Analysis How ex-politicians make big bucks on the lucrative public speaking circuit
Barack Obama, George Osborne and David Cameron can all now command six-figure sums for a few pithy bon mots from the podium. But what do their audiences get out of it?
More than 70 years ago, in March 1946, Churchill – recently ousted as prime minister – turned up at Westminster college in Fulton, Missouri to present his views on the state of the world. The audience in Fulton certainly got more than it bargained for, because Churchill used his lecture to coin the phrase that came to describe the cold war: Britain’s wartime premier– with US president Harry Truman in the audience – described how an “iron curtain” had descended across Europe, from Stettin on the Baltic Sea to Trieste on the Adriatic.

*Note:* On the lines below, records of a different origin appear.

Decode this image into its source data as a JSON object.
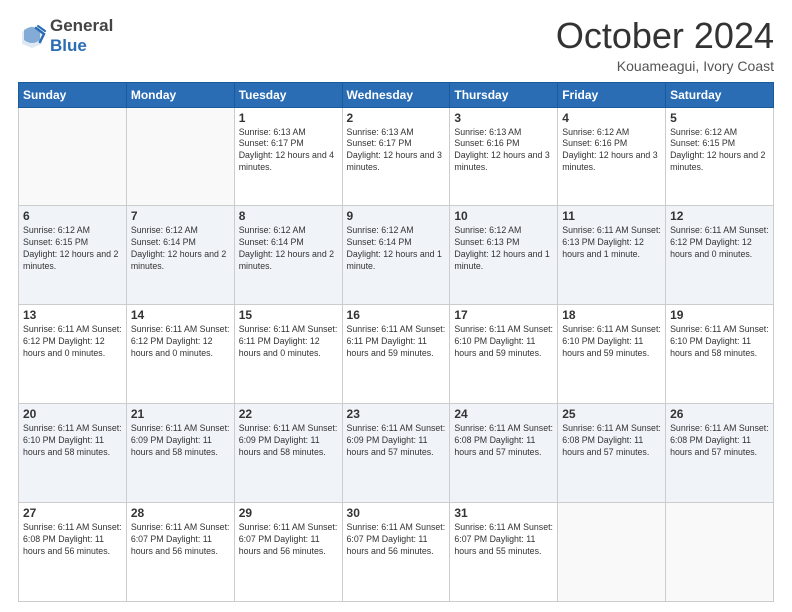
{
  "header": {
    "logo_general": "General",
    "logo_blue": "Blue",
    "month_title": "October 2024",
    "location": "Kouameagui, Ivory Coast"
  },
  "days_of_week": [
    "Sunday",
    "Monday",
    "Tuesday",
    "Wednesday",
    "Thursday",
    "Friday",
    "Saturday"
  ],
  "weeks": [
    [
      {
        "day": "",
        "info": ""
      },
      {
        "day": "",
        "info": ""
      },
      {
        "day": "1",
        "info": "Sunrise: 6:13 AM\nSunset: 6:17 PM\nDaylight: 12 hours and 4 minutes."
      },
      {
        "day": "2",
        "info": "Sunrise: 6:13 AM\nSunset: 6:17 PM\nDaylight: 12 hours and 3 minutes."
      },
      {
        "day": "3",
        "info": "Sunrise: 6:13 AM\nSunset: 6:16 PM\nDaylight: 12 hours and 3 minutes."
      },
      {
        "day": "4",
        "info": "Sunrise: 6:12 AM\nSunset: 6:16 PM\nDaylight: 12 hours and 3 minutes."
      },
      {
        "day": "5",
        "info": "Sunrise: 6:12 AM\nSunset: 6:15 PM\nDaylight: 12 hours and 2 minutes."
      }
    ],
    [
      {
        "day": "6",
        "info": "Sunrise: 6:12 AM\nSunset: 6:15 PM\nDaylight: 12 hours and 2 minutes."
      },
      {
        "day": "7",
        "info": "Sunrise: 6:12 AM\nSunset: 6:14 PM\nDaylight: 12 hours and 2 minutes."
      },
      {
        "day": "8",
        "info": "Sunrise: 6:12 AM\nSunset: 6:14 PM\nDaylight: 12 hours and 2 minutes."
      },
      {
        "day": "9",
        "info": "Sunrise: 6:12 AM\nSunset: 6:14 PM\nDaylight: 12 hours and 1 minute."
      },
      {
        "day": "10",
        "info": "Sunrise: 6:12 AM\nSunset: 6:13 PM\nDaylight: 12 hours and 1 minute."
      },
      {
        "day": "11",
        "info": "Sunrise: 6:11 AM\nSunset: 6:13 PM\nDaylight: 12 hours and 1 minute."
      },
      {
        "day": "12",
        "info": "Sunrise: 6:11 AM\nSunset: 6:12 PM\nDaylight: 12 hours and 0 minutes."
      }
    ],
    [
      {
        "day": "13",
        "info": "Sunrise: 6:11 AM\nSunset: 6:12 PM\nDaylight: 12 hours and 0 minutes."
      },
      {
        "day": "14",
        "info": "Sunrise: 6:11 AM\nSunset: 6:12 PM\nDaylight: 12 hours and 0 minutes."
      },
      {
        "day": "15",
        "info": "Sunrise: 6:11 AM\nSunset: 6:11 PM\nDaylight: 12 hours and 0 minutes."
      },
      {
        "day": "16",
        "info": "Sunrise: 6:11 AM\nSunset: 6:11 PM\nDaylight: 11 hours and 59 minutes."
      },
      {
        "day": "17",
        "info": "Sunrise: 6:11 AM\nSunset: 6:10 PM\nDaylight: 11 hours and 59 minutes."
      },
      {
        "day": "18",
        "info": "Sunrise: 6:11 AM\nSunset: 6:10 PM\nDaylight: 11 hours and 59 minutes."
      },
      {
        "day": "19",
        "info": "Sunrise: 6:11 AM\nSunset: 6:10 PM\nDaylight: 11 hours and 58 minutes."
      }
    ],
    [
      {
        "day": "20",
        "info": "Sunrise: 6:11 AM\nSunset: 6:10 PM\nDaylight: 11 hours and 58 minutes."
      },
      {
        "day": "21",
        "info": "Sunrise: 6:11 AM\nSunset: 6:09 PM\nDaylight: 11 hours and 58 minutes."
      },
      {
        "day": "22",
        "info": "Sunrise: 6:11 AM\nSunset: 6:09 PM\nDaylight: 11 hours and 58 minutes."
      },
      {
        "day": "23",
        "info": "Sunrise: 6:11 AM\nSunset: 6:09 PM\nDaylight: 11 hours and 57 minutes."
      },
      {
        "day": "24",
        "info": "Sunrise: 6:11 AM\nSunset: 6:08 PM\nDaylight: 11 hours and 57 minutes."
      },
      {
        "day": "25",
        "info": "Sunrise: 6:11 AM\nSunset: 6:08 PM\nDaylight: 11 hours and 57 minutes."
      },
      {
        "day": "26",
        "info": "Sunrise: 6:11 AM\nSunset: 6:08 PM\nDaylight: 11 hours and 57 minutes."
      }
    ],
    [
      {
        "day": "27",
        "info": "Sunrise: 6:11 AM\nSunset: 6:08 PM\nDaylight: 11 hours and 56 minutes."
      },
      {
        "day": "28",
        "info": "Sunrise: 6:11 AM\nSunset: 6:07 PM\nDaylight: 11 hours and 56 minutes."
      },
      {
        "day": "29",
        "info": "Sunrise: 6:11 AM\nSunset: 6:07 PM\nDaylight: 11 hours and 56 minutes."
      },
      {
        "day": "30",
        "info": "Sunrise: 6:11 AM\nSunset: 6:07 PM\nDaylight: 11 hours and 56 minutes."
      },
      {
        "day": "31",
        "info": "Sunrise: 6:11 AM\nSunset: 6:07 PM\nDaylight: 11 hours and 55 minutes."
      },
      {
        "day": "",
        "info": ""
      },
      {
        "day": "",
        "info": ""
      }
    ]
  ]
}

These days, former US presidents are the biggest draw on the international speaker circuit. Their speeches can command hundreds of thousands of dollars from banks, hedge funds and corporations. The reasons behind inviting esteemed guest speakers have changed little down the years. Hosts are looking for political insight, information that makes them think they are in the know, or simply some juicy gossip.
By the standards of American chief executives, occupants of the White House are poorly paid: Obama will earn as much for his speech at Cantor Fitzgerald on the sensitive theme of healthcare issues as he earned in a year as president. His predecessors bagged far bigger fees: Bill Clinton once received $750,000 for addressing the telecoms company Ericsson in Hong Kong in 2011.